Mash Schedule: Single Infusion, Medium Body, Batch Sparge
Total Grain Weight: 13 lbs
----------------------------
Name Description Step Temperat Step Time
Mash In Add 17.33 qt of water at 162.9 F 152.0 F 60 min

Sparge: Batch sparge with 2 steps (0.21gal, 2.98gal) of 168.0 F water
Notes:
------


Created with BeerSmith 2 - http://www.beersmith.com
-------------------------------------------------------------------------------------
On this batch my measured post-boil SG was 1.070 and my measured FG was 1.018 vs. a beersmith estimated 1.013.

2. Blue Balls (Blue Moon Clone) FG was close to 1.020.
3. Vienna Smash FG was close to 1.020.
4. Captain Hooked on Bitters (Redhook ESB clone). FG was close to 1.020.

I don't believe I had this issue prior to these batches.
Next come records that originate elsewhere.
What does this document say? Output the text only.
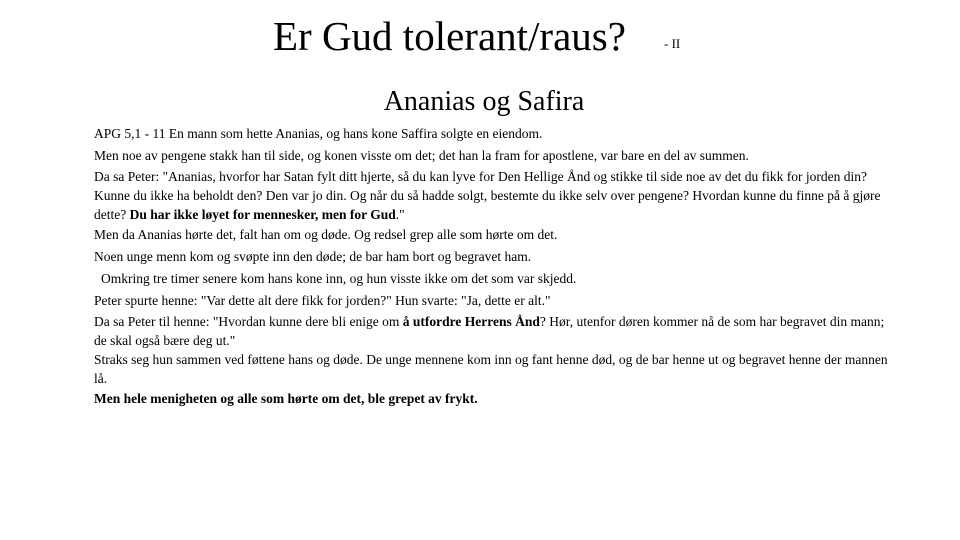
Er Gud tolerant/raus?	- II
Ananias og Safira

APG 5,1 - 11 En mann som hette Ananias, og hans kone Saffira solgte en eiendom.

Men noe av pengene stakk han til side, og konen visste om det; det han la fram for apostlene, var bare en del av summen.

Da sa Peter: "Ananias, hvorfor har Satan fylt ditt hjerte, så du kan lyve for Den Hellige Ånd og stikke til side noe av det du fikk for jorden din?

Kunne du ikke ha beholdt den? Den var jo din. Og når du så hadde solgt, bestemte du ikke selv over pengene? Hvordan kunne du finne på å gjøre dette? Du har ikke løyet for mennesker, men for Gud."

Men da Ananias hørte det, falt han om og døde. Og redsel grep alle som hørte om det.

Noen unge menn kom og svøpte inn den døde; de bar ham bort og begravet ham.

Omkring tre timer senere kom hans kone inn, og hun visste ikke om det som var skjedd.

Peter spurte henne: "Var dette alt dere fikk for jorden?" Hun svarte: "Ja, dette er alt."

Da sa Peter til henne: "Hvordan kunne dere bli enige om å utfordre Herrens Ånd? Hør, utenfor døren kommer nå de som har begravet din mann; de skal også bære deg ut."

Straks seg hun sammen ved føttene hans og døde. De unge mennene kom inn og fant henne død, og de bar henne ut og begravet henne der mannen lå.

Men hele menigheten og alle som hørte om det, ble grepet av frykt.
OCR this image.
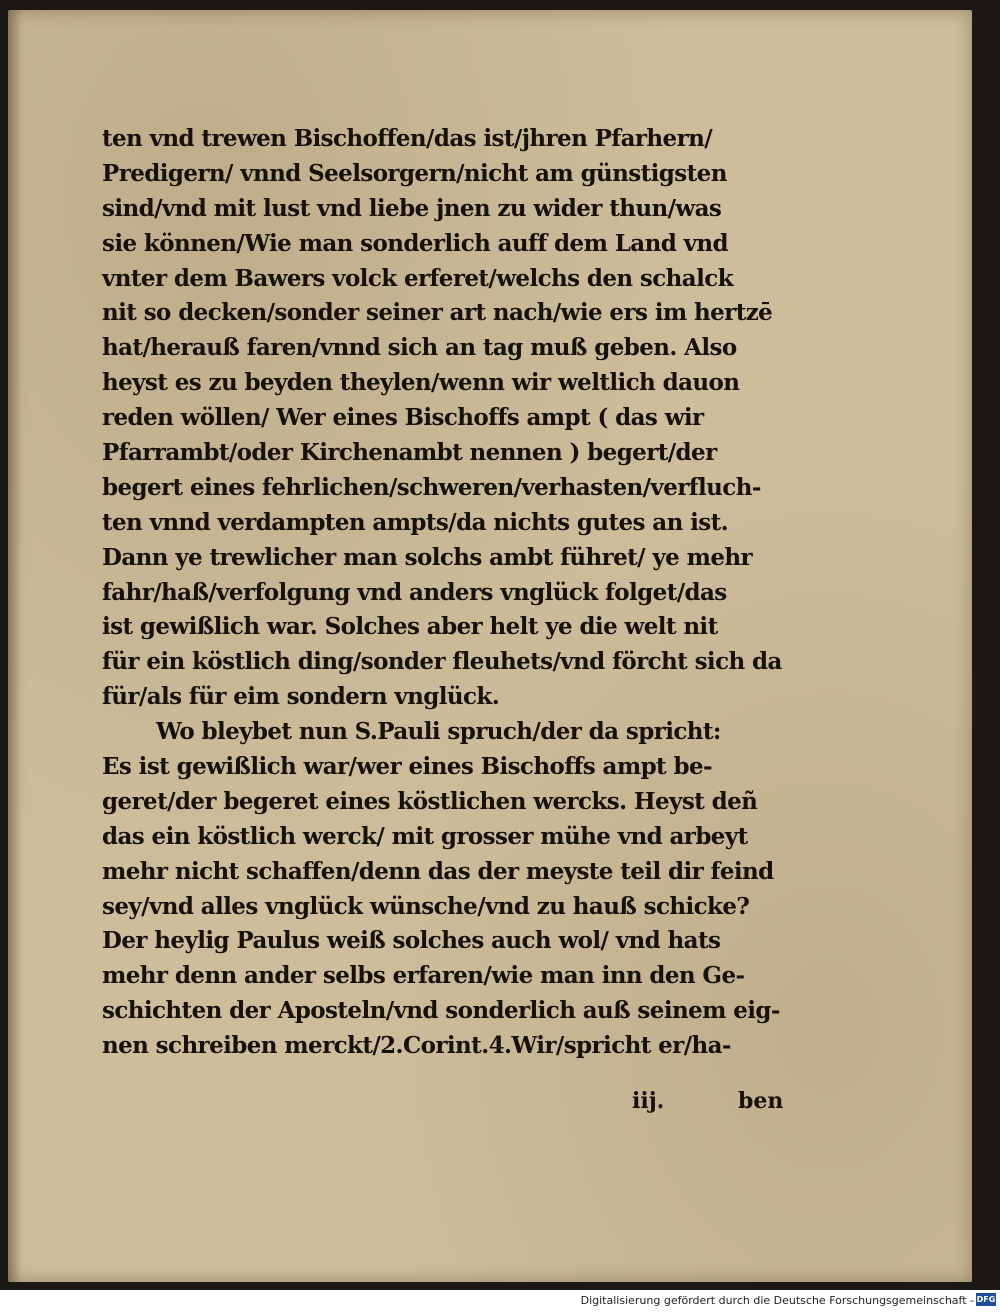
ten vnd trewen Bischoffen/das ist/jhren Pfarhern/
Predigern/ vnnd Seelsorgern/nicht am günstigsten
sind/vnd mit lust vnd liebe jnen zu wider thun/was
sie können/Wie man sonderlich auff dem Land vnd
vnter dem Bawers volck erferet/welchs den schalck
nit so decken/sonder seiner art nach/wie ers im hertzē
hat/herauß faren/vnnd sich an tag muß geben. Also
heyst es zu beyden theylen/wenn wir weltlich dauon
reden wöllen/ Wer eines Bischoffs ampt ( das wir
Pfarrambt/oder Kirchenambt nennen ) begert/der
begert eines fehrlichen/schweren/verhasten/verfluch-
ten vnnd verdampten ampts/da nichts gutes an ist.
Dann ye trewlicher man solchs ambt führet/ ye mehr
fahr/haß/verfolgung vnd anders vnglück folget/das
ist gewißlich war. Solches aber helt ye die welt nit
für ein köstlich ding/sonder fleuhets/vnd förcht sich da
für/als für eim sondern vnglück.
Wo bleybet nun S.Pauli spruch/der da spricht:
Es ist gewißlich war/wer eines Bischoffs ampt be-
geret/der begeret eines köstlichen wercks. Heyst deñ
das ein köstlich werck/ mit grosser mühe vnd arbeyt
mehr nicht schaffen/denn das der meyste teil dir feind
sey/vnd alles vnglück wünsche/vnd zu hauß schicke?
Der heylig Paulus weiß solches auch wol/ vnd hats
mehr denn ander selbs erfaren/wie man inn den Ge-
schichten der Aposteln/vnd sonderlich auß seinem eig-
nen schreiben merckt/2.Corint.4.Wir/spricht er/ha-
iij.	ben
Digitalisierung gefördert durch die Deutsche Forschungsgemeinschaft - DFG
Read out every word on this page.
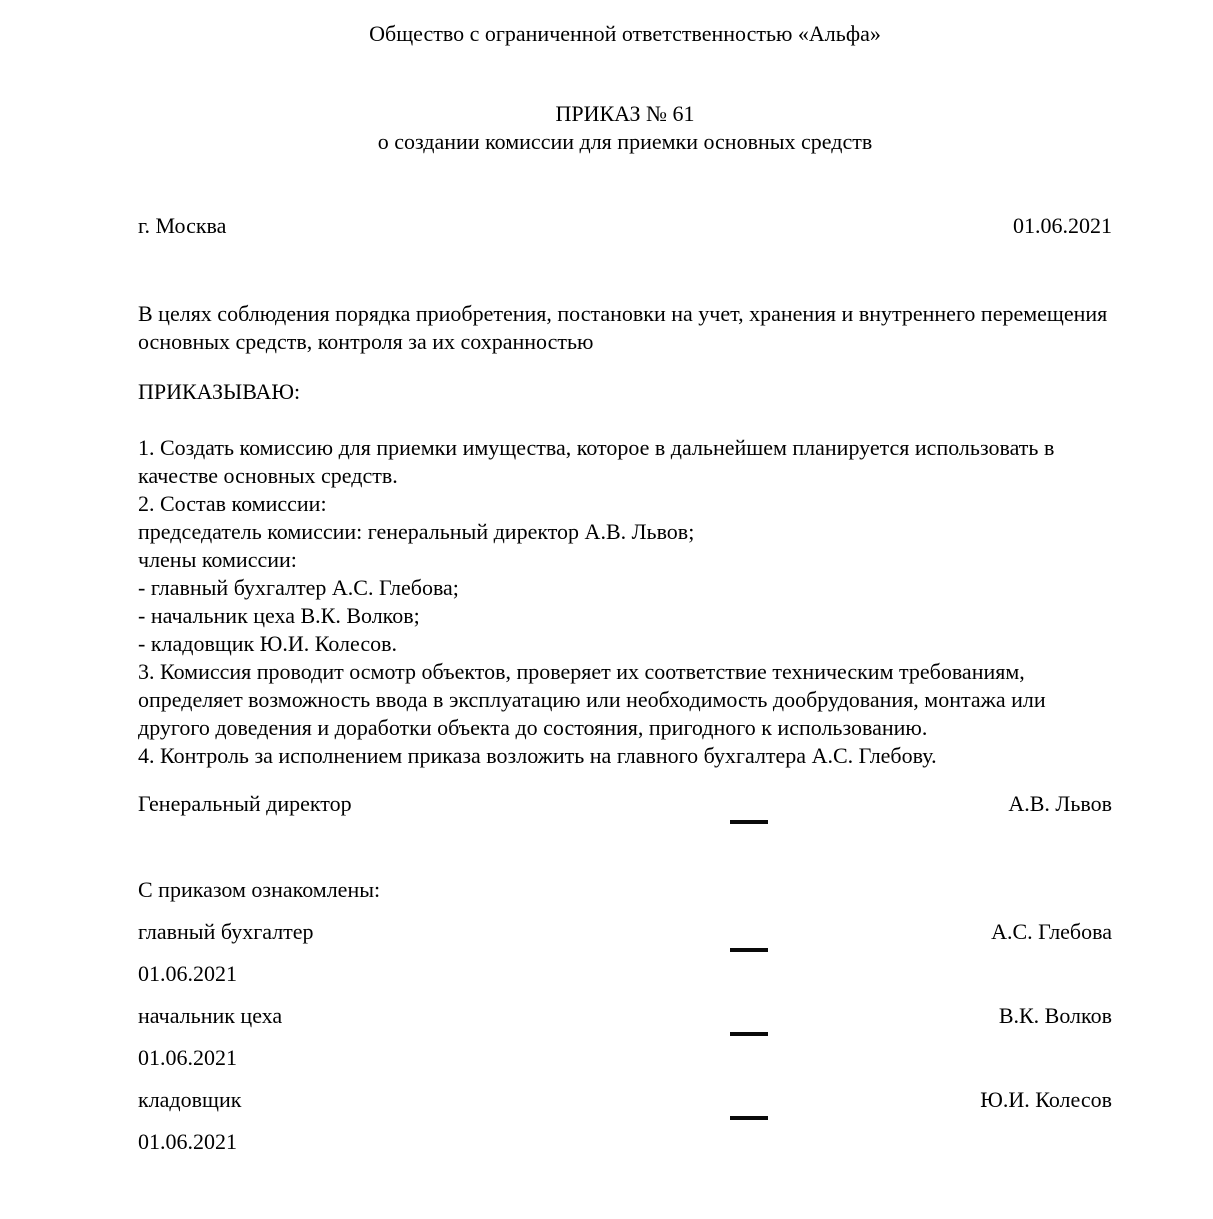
Общество с ограниченной ответственностью «Альфа»
ПРИКАЗ № 61
о создании комиссии для приемки основных средств
г. Москва	01.06.2021

В целях соблюдения порядка приобретения, постановки на учет, хранения и внутреннего перемещения основных средств, контроля за их сохранностью

ПРИКАЗЫВАЮ:
1. Создать комиссию для приемки имущества, которое в дальнейшем планируется использовать в качестве основных средств.
2. Состав комиссии:
председатель комиссии: генеральный директор А.В. Львов;
члены комиссии:
- главный бухгалтер А.С. Глебова;
- начальник цеха В.К. Волков;
- кладовщик Ю.И. Колесов.
3. Комиссия проводит осмотр объектов, проверяет их соответствие техническим требованиям, определяет возможность ввода в эксплуатацию или необходимость дообрудования, монтажа или другого доведения и доработки объекта до состояния, пригодного к использованию.
4. Контроль за исполнением приказа возложить на главного бухгалтера А.С. Глебову.
Генеральный директор	А.В. Львов
С приказом ознакомлены:
главный бухгалтер	А.С. Глебова
01.06.2021
начальник цеха	В.К. Волков
01.06.2021
кладовщик	Ю.И. Колесов
01.06.2021
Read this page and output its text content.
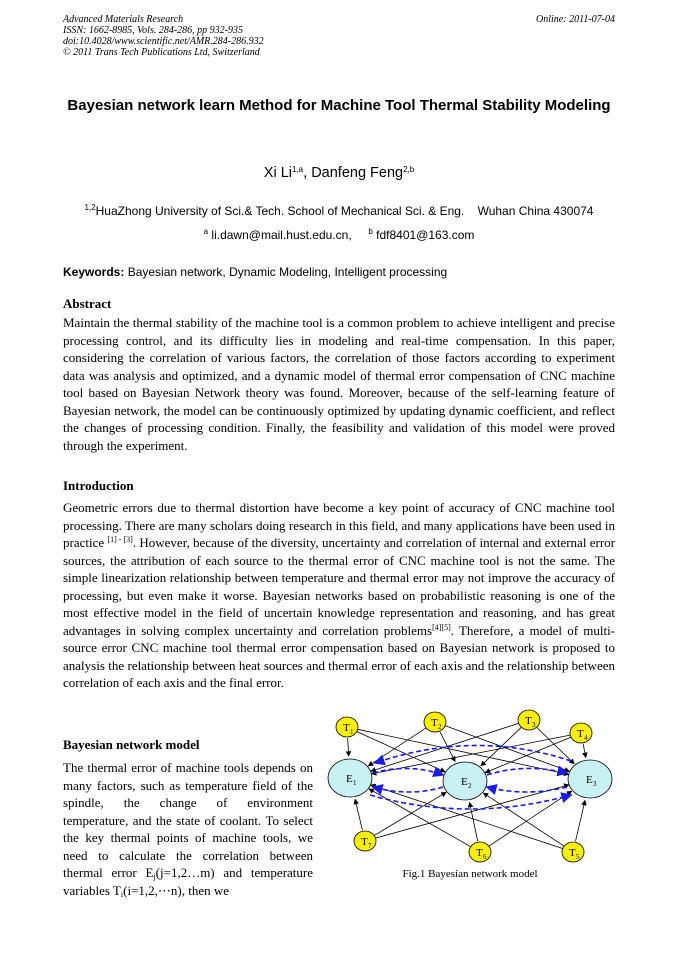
Advanced Materials Research
ISSN: 1662-8985, Vols. 284-286, pp 932-935
doi:10.4028/www.scientific.net/AMR.284-286.932
© 2011 Trans Tech Publications Ltd, Switzerland
Online: 2011-07-04
Bayesian network learn Method for Machine Tool Thermal Stability Modeling
Xi Li$^{1,a}$, Danfeng Feng$^{2,b}$
$^{1,2}$HuaZhong University of Sci.& Tech. School of Mechanical Sci. & Eng.    Wuhan China 430074
$^a$ li.dawn@mail.hust.edu.cn, $^b$ fdf8401@163.com
Keywords: Bayesian network, Dynamic Modeling, Intelligent processing
Abstract
Maintain the thermal stability of the machine tool is a common problem to achieve intelligent and precise processing control, and its difficulty lies in modeling and real-time compensation. In this paper, considering the correlation of various factors, the correlation of those factors according to experiment data was analysis and optimized, and a dynamic model of thermal error compensation of CNC machine tool based on Bayesian Network theory was found. Moreover, because of the self-learning feature of Bayesian network, the model can be continuously optimized by updating dynamic coefficient, and reflect the changes of processing condition. Finally, the feasibility and validation of this model were proved through the experiment.
Introduction
Geometric errors due to thermal distortion have become a key point of accuracy of CNC machine tool processing. There are many scholars doing research in this field, and many applications have been used in practice [1] - [3]. However, because of the diversity, uncertainty and correlation of internal and external error sources, the attribution of each source to the thermal error of CNC machine tool is not the same. The simple linearization relationship between temperature and thermal error may not improve the accuracy of processing, but even make it worse. Bayesian networks based on probabilistic reasoning is one of the most effective model in the field of uncertain knowledge representation and reasoning, and has great advantages in solving complex uncertainty and correlation problems[4][5]. Therefore, a model of multi-source error CNC machine tool thermal error compensation based on Bayesian network is proposed to analysis the relationship between heat sources and thermal error of each axis and the relationship between correlation of each axis and the final error.
Bayesian network model
The thermal error of machine tools depends on many factors, such as temperature field of the spindle, the change of environment temperature, and the state of coolant. To select the key thermal points of machine tools, we need to calculate the correlation between thermal error $E_j(j=1,2\dots m)$ and temperature variables $T_i(i=1,2,\cdots n)$, then we
T 1
T 2	T 3
T 4
T 5
T 6
T 7
E 1	E 2	E 3
Fig.1 Bayesian network model
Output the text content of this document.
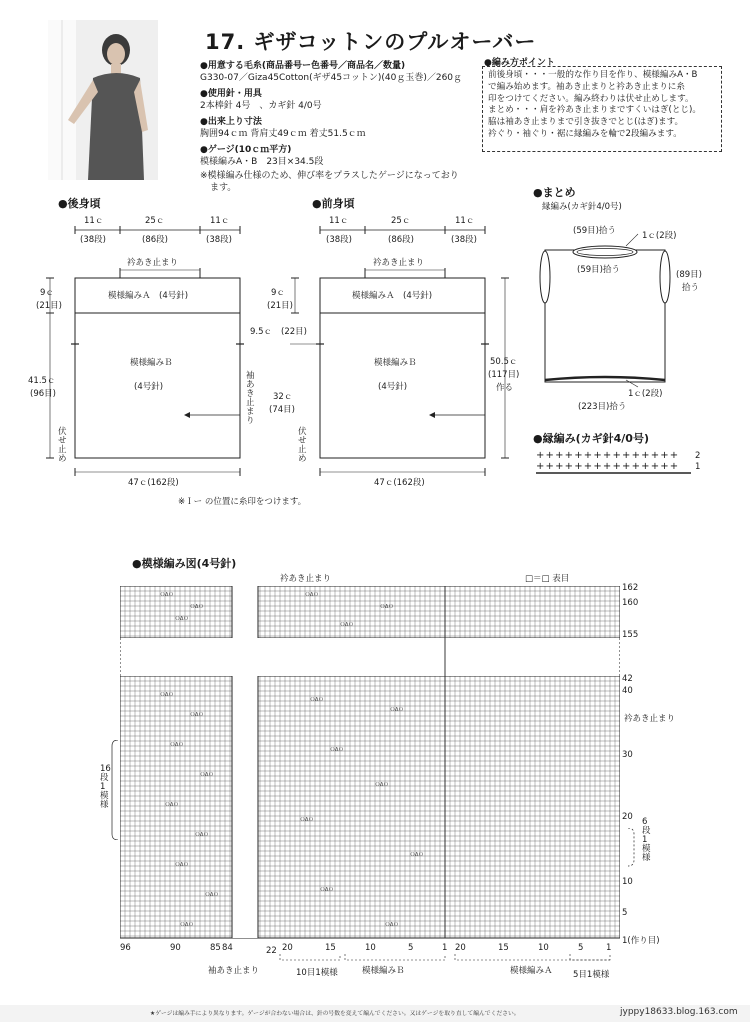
17. ギザコットンのプルオーバー
●用意する毛糸(商品番号ー色番号／商品名／数量)
G330-07／Giza45Cotton(ギザ45コットン)(40ｇ玉巻)／260ｇ
●使用針・用具
2本棒針 4号　、カギ針 4/0号
●出来上り寸法
胸囲94ｃｍ 背肩丈49ｃｍ 着丈51.5ｃｍ
●ゲージ(10ｃｍ平方)
模様編みA・B　23目×34.5段
※模様編み仕様のため、伸び率をプラスしたゲージになっており
ます。
●編み方ポイント
前後身頃・・・一般的な作り目を作り、模様編みA・B
で編み始めます。袖あき止まりと衿あき止まりに糸
印をつけてください。編み終わりは伏せ止めします。
まとめ・・・肩を衿あき止まりまですくいはぎ(とじ)。
脇は袖あき止まりまで引き抜きでとじ(はぎ)ます。
衿ぐり・袖ぐり・裾に縁編みを輪で2段編みます。
●後身頃
11ｃ	25ｃ	11ｃ
(38段)	(86段)	(38段)
衿あき止まり
模様編みＡ　(4号針)
模様編みＢ
(4号針)
9ｃ
(21目)
41.5ｃ
(96目)
伏せ止め
47ｃ(162段)
●前身頃
11ｃ	25ｃ	11ｃ
(38段)	(86段)	(38段)
衿あき止まり
模様編みＡ　(4号針)
模様編みＢ
(4号針)
9ｃ
(21目)
9.5ｃ (22目)
32ｃ
(74目)
袖あき止まり
伏せ止め
50.5ｃ
(117目)
作る
47ｃ(162段)
※Ｉー の位置に糸印をつけます。
●まとめ
縁編み(カギ針4/0号)
(59目)拾う
(59目)拾う
1ｃ(2段)
(89目)
拾う
1ｃ(2段)
(223目)拾う
●縁編み(カギ針4/0号)
+ + + + + + + + + + + + + + +
+ + + + + + + + + + + + + + +
2
1
●模様編み図(4号針)
衿あき止まり	□＝□ 表目
ＯΔＯ
ＯΔＯ
ＯΔＯ
ＯΔＯ
ＯΔＯ
ＯΔＯ
ＯΔＯ
ＯΔＯ
ＯΔＯ
ＯΔＯ
ＯΔＯ
ＯΔＯ
ＯΔＯ
ＯΔＯ
ＯΔＯ
ＯΔＯ
ＯΔＯ
ＯΔＯ
ＯΔＯ
ＯΔＯ
ＯΔＯ
ＯΔＯ
ＯΔＯ
162
160
155
42
40
30
20
10
5
1(作り目)
衿あき止まり
6段1模様
16段1模様
96	90	85 84	22 20	15	10	5	1 20	15	10	5	1
袖あき止まり	10目1模様	模様編みＢ	模様編みＡ 5目1模様
★ゲージは編み手により異なります。ゲージが合わない場合は、針の号数を変えて編んでください。又はゲージを取り直して編んでください。	jyppy18633.blog.163.com
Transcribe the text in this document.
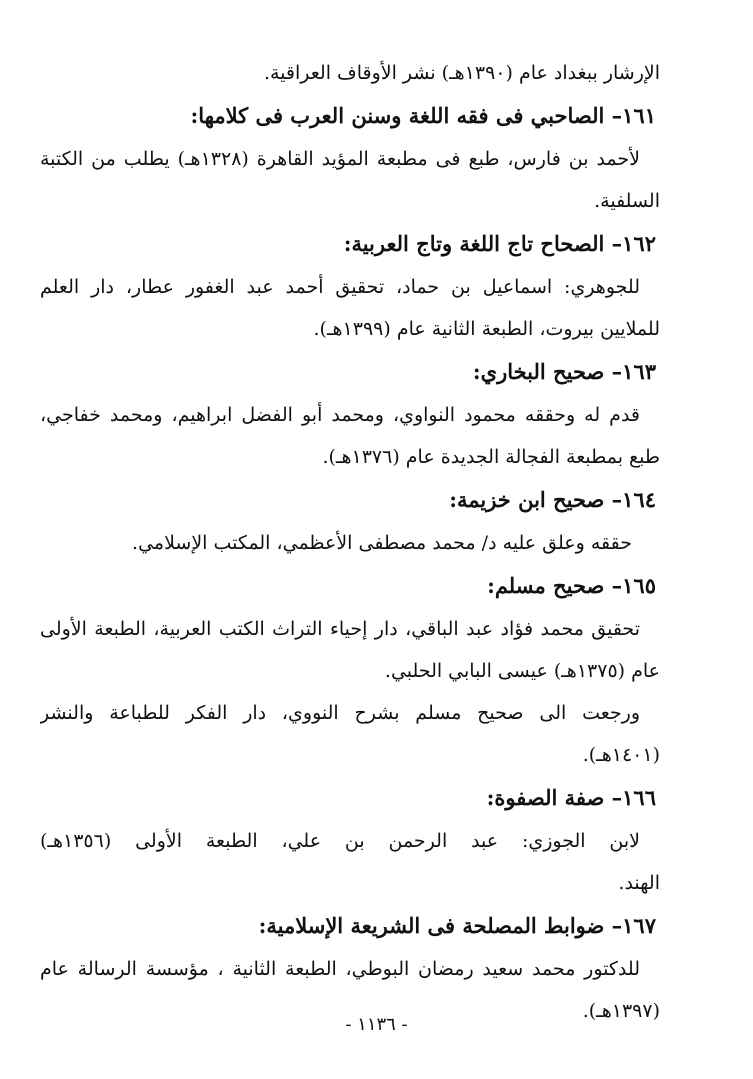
الإرشار ببغداد عام (١٣٩٠هـ) نشر الأوقاف العراقية.
١٦١– الصاحبي فى فقه اللغة وسنن العرب فى كلامها:
لأحمد بن فارس، طبع فى مطبعة المؤيد القاهرة (١٣٢٨هـ) يطلب من الكتبة
السلفية.
١٦٢– الصحاح تاج اللغة وتاج العربية:
للجوهري: اسماعيل بن حماد، تحقيق أحمد عبد الغفور عطار، دار العلم
للملايين بيروت، الطبعة الثانية عام (١٣٩٩هـ).
١٦٣– صحيح البخاري:
قدم له وحققه محمود النواوي، ومحمد أبو الفضل ابراهيم، ومحمد خفاجي،
طبع بمطبعة الفجالة الجديدة عام (١٣٧٦هـ).
١٦٤– صحيح ابن خزيمة:
حققه وعلق عليه د/ محمد مصطفى الأعظمي، المكتب الإسلامي.
١٦٥– صحيح مسلم:
تحقيق محمد فؤاد عبد الباقي، دار إحياء التراث الكتب العربية، الطبعة الأولى
عام (١٣٧٥هـ) عيسى البابي الحلبي.
ورجعت الى صحيح مسلم بشرح النووي، دار الفكر للطباعة والنشر
(١٤٠١هـ).
١٦٦– صفة الصفوة:
لابن الجوزي: عبد الرحمن بن علي، الطبعة الأولى (١٣٥٦هـ)
الهند.
١٦٧– ضوابط المصلحة فى الشريعة الإسلامية:
للدكتور محمد سعيد رمضان البوطي، الطبعة الثانية ، مؤسسة الرسالة عام
(١٣٩٧هـ).
- ١١٣٦ -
None of these batches have a super high SG (the celebration clone was the highest).

All the estimated gravity levels are via beersmith.

I guess I need to stop guessing and start a) calibrating the equipment and b) try to make sure my mash temperature is actually what I think it is.


Edit: Used a package of s-05, not .9 package. Also, group buys rule...I was able to make this recipe for under $15, which includes the yeast that I will re-use at least a couple of generations.
 
OP: What possibilities on that list have you looked at/taken care of? I would guess pitch rate or oxygenation. Some more details regarding specific recipes and procedures would help, but those two seem the most likely to me, from what you have talked about so far. As stated, depending on mash temps and how well your thermometer is calibrated, unfermentables could also be the culprit.

You mention breaking your hydrometer along the way? When did this happen, and did you replace it?

The only things I've done so far is:
a) Ensure fermentation doesn't stall by too low of a temperature by wiring up an e-bay controller to a old fridge with a DIY paint-can (w/light) heat source.
b) Measured the new hydrometer with well water @ 60 to verify that it shows 1.000 (it did).

The problem is that I can't remember exactly when I replaced the hydrometer...I was taking a FG reading and dropped it, so had to postpone the reading until the next morning when I was able to get another hydrometer. I don't *think* this is when the issue started. One thing I need to do is keep better notes!

Regarding oxygenation, my technique to date (both for the batches that worked and for the ones with the issue) has been to simply pour the wort from a bit of height into the fermentation bucket....is this enough, and if not could this result in symptoms like I am seeing? As I mentioned on a prior post, on the first or second batch this happened on, I tried stirring up the yeast, raising the fermentation chamber temperature to 69-70, and letting it sit another week).